My proof: Since $f$ is locally Lipschitz on $X$, for each $x ∈ X$ there exists an
open $B_x$ containing $x$ such that $f$ is Lipschitz on $B_x$. Consider the collection
of all such $B_x$. This collection forms an open cover of $X$ and so there is a finite sub-collection $\{B_1, B_2, . . . , B_n\}$ which also covers $X$, since $X$ is compact. Since $f$ is Lipschitz on each $B_i$, there is an $B_i$ such that $d(f(x_i), f(y_i)) \leq M_i d(x_i, y_i)$ for all $x_i, y_i \in Wi$, for $i ∈ \{1, 2, . . . , n\}$. Then taking $B = max\{B_1, B_2, . . . , B_n\}$, we see that $f$ is Lipschitz on $X$.
Is my solution correct? 
Can we use the fact of compact metric space that every sequence in $X$ has a convergent sub-sequence to prove the same fact??

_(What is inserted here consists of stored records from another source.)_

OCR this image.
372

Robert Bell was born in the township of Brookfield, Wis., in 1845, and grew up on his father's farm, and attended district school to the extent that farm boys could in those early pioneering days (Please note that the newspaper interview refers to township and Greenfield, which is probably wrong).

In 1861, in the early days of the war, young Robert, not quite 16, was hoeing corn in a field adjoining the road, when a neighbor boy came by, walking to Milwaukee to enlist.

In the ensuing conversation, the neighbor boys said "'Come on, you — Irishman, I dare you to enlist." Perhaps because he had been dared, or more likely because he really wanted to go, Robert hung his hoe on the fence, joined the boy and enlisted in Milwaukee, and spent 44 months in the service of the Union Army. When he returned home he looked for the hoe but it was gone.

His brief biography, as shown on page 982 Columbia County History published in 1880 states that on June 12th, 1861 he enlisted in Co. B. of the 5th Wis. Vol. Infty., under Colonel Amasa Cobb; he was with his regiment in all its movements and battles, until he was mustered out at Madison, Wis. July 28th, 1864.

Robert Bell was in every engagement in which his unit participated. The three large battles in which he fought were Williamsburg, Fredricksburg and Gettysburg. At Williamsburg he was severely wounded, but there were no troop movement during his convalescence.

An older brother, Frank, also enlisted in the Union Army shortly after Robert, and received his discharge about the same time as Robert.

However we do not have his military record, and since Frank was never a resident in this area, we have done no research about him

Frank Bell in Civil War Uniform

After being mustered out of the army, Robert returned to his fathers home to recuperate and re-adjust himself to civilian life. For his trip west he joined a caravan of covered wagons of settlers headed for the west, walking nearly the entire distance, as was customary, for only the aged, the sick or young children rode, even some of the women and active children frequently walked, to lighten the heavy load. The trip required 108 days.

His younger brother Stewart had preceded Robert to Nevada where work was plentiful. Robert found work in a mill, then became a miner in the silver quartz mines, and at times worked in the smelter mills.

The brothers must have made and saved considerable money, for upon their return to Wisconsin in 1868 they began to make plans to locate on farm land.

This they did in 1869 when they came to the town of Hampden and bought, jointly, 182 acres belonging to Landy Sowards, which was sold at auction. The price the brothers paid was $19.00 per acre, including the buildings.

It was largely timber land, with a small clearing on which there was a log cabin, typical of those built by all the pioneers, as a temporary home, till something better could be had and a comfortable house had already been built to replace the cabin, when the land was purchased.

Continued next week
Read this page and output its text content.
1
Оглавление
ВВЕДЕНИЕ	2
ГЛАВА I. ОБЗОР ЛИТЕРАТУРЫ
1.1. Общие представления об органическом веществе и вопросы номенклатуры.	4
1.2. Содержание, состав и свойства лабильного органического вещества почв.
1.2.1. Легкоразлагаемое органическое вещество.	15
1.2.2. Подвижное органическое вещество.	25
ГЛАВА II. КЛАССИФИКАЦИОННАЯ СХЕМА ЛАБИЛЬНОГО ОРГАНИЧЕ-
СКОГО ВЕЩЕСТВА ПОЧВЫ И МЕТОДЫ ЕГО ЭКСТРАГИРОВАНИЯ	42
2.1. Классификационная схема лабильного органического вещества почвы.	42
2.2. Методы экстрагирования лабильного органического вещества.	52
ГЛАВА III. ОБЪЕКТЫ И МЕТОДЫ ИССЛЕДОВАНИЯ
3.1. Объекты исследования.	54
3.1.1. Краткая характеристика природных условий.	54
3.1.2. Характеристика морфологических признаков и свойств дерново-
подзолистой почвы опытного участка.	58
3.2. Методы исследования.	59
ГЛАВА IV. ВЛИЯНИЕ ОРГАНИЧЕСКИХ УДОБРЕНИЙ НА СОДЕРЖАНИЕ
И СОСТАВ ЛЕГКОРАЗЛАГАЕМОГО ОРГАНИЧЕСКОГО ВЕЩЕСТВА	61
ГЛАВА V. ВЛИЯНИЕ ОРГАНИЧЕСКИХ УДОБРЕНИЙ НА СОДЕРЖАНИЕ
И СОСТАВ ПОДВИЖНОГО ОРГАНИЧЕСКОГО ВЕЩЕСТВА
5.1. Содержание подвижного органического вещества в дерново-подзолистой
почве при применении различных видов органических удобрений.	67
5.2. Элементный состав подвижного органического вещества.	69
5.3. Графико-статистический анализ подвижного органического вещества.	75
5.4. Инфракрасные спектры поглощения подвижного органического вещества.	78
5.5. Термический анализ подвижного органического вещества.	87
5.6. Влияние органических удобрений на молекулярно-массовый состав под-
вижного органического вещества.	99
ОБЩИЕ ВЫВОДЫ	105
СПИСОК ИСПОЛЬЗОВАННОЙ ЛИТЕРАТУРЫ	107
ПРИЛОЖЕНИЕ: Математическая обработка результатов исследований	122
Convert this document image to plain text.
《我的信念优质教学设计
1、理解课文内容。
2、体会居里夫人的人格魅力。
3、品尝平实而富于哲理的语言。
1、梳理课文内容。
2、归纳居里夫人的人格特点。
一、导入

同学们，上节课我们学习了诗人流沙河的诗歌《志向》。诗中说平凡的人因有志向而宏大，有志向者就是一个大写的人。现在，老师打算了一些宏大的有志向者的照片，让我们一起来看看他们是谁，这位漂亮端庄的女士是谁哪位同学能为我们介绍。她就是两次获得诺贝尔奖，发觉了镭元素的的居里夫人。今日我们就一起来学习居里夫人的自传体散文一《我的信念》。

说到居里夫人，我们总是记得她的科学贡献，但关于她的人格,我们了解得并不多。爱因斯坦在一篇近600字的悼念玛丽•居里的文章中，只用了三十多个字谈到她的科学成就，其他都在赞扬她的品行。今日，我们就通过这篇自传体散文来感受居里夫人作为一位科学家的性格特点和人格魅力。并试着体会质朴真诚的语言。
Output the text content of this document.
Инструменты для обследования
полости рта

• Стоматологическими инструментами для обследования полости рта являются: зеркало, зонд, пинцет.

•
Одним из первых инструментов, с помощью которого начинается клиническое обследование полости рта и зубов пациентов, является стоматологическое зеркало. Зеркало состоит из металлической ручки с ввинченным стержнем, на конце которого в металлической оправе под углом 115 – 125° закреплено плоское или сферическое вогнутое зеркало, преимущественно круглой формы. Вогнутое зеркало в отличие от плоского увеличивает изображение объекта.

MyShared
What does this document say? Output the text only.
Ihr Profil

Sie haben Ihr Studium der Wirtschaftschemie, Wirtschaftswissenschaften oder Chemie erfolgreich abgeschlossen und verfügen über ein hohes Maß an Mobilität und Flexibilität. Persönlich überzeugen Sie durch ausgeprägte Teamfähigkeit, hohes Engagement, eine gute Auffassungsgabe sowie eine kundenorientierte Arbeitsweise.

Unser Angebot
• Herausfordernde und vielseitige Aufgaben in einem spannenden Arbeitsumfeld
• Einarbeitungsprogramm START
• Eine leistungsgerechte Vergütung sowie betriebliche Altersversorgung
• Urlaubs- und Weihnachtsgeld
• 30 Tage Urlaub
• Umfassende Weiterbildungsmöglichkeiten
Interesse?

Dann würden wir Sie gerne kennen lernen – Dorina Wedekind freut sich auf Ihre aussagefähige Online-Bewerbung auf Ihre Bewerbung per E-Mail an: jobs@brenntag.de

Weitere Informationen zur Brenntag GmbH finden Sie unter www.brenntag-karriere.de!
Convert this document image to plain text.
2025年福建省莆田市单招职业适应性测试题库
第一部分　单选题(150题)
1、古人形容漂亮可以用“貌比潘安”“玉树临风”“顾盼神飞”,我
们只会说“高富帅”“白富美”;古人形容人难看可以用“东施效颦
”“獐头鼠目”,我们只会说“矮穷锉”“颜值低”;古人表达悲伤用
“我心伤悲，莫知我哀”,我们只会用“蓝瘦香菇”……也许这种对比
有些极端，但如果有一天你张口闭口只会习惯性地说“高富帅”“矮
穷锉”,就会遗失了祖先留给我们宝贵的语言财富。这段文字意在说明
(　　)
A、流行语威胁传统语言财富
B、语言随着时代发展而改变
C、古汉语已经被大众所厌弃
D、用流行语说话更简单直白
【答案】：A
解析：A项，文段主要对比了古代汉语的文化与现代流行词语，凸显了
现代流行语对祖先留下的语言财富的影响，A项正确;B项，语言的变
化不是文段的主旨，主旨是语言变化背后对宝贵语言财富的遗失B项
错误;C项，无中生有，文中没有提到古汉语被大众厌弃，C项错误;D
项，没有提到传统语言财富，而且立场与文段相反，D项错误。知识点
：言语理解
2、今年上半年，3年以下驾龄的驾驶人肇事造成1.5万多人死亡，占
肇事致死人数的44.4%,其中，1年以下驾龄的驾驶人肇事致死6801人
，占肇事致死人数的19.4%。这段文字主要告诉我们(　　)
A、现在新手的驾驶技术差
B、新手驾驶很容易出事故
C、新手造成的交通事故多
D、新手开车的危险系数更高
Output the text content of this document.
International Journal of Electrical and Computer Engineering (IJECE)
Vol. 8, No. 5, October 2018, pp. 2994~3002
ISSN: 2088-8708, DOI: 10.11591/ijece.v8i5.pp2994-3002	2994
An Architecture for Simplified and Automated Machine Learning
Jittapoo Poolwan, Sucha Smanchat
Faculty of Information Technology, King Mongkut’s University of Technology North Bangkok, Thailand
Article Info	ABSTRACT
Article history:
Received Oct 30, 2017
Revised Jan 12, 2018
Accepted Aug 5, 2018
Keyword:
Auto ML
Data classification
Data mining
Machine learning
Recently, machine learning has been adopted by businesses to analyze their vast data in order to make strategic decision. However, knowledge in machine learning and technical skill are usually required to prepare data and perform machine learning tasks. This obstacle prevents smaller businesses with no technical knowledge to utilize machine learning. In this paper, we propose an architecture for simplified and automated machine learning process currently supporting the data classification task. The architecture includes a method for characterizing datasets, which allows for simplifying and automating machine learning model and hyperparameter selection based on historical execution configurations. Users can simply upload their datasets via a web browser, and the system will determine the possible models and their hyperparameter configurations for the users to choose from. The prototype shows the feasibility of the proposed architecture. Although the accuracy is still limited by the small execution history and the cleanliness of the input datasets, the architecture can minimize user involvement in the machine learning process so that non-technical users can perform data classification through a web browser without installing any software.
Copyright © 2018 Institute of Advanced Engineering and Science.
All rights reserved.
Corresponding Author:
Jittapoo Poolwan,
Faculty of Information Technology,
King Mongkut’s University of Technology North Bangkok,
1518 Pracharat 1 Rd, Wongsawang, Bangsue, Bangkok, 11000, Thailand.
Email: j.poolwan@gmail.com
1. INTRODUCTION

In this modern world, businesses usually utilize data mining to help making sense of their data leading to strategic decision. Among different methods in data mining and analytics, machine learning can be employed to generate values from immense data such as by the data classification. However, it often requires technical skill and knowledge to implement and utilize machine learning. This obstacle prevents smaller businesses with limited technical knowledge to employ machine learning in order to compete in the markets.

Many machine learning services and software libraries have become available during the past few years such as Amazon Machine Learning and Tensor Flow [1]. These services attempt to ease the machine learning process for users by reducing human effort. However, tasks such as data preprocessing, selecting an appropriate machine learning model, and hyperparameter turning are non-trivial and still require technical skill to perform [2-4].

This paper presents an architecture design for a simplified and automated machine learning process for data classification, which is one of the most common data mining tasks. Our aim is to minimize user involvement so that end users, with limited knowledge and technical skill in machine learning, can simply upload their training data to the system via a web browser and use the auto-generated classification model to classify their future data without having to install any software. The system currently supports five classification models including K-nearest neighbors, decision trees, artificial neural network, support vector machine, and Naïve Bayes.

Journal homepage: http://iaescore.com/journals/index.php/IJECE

 A: First note that locally Lipschitz implies continuous. This said, the argument suggested can be completed as follows. For every $x\in X$ there is an open ball $B_x$ centered at $x$ of radius $\varepsilon_x$ and a constant $M_x$ such that $d(f(x),f(y))\le M_xd(x,y)$ for $x,y\in B_x$. Now consider the open convering consisting of the open balls $B'_x$ of center $x$ and radius $\varepsilon_x/2$, and by compactness extract a finite subcovering $B'_{x_1},\dots,B'_{x_r}$. In this situation:
$$
\delta=\min\big\{\frac{\varepsilon_{x_i}}{2}: i=1,\dots,r\big\}>0\quad\text{and}\quad
K=\max\{d(f(x),f(y)): x,y\in X\} 
$$
exists by compactness and continuity. Then pick a positive constant
$$
L\ge \frac{K}{\delta}, M_{x_1},\dots,M_{x_r}.
$$
We see that $f$ is $L$-Lipschitz. Indeed, 
(1) if $d(x,y)<\delta$, as $x\in B'_{x_i}$ for some $i$ we have
$$
d(y,x_i)\le d(y,x)+d(x,x_i)<\delta+\frac{\varepsilon_{x_i}}{2}\le\varepsilon_{x_i},
$$
hence $x,y$ are both in $B_i$ and 
$$
d(f(x),f(y))<M_id(x,y)\le L\,d(x,y),
$$  
(2) if $d(x,y)\ge\delta$ we have
$$
d(f(x),f(y))\le K=\frac{K}{\delta}\delta\le L\,d(x,y).
$$
We are done.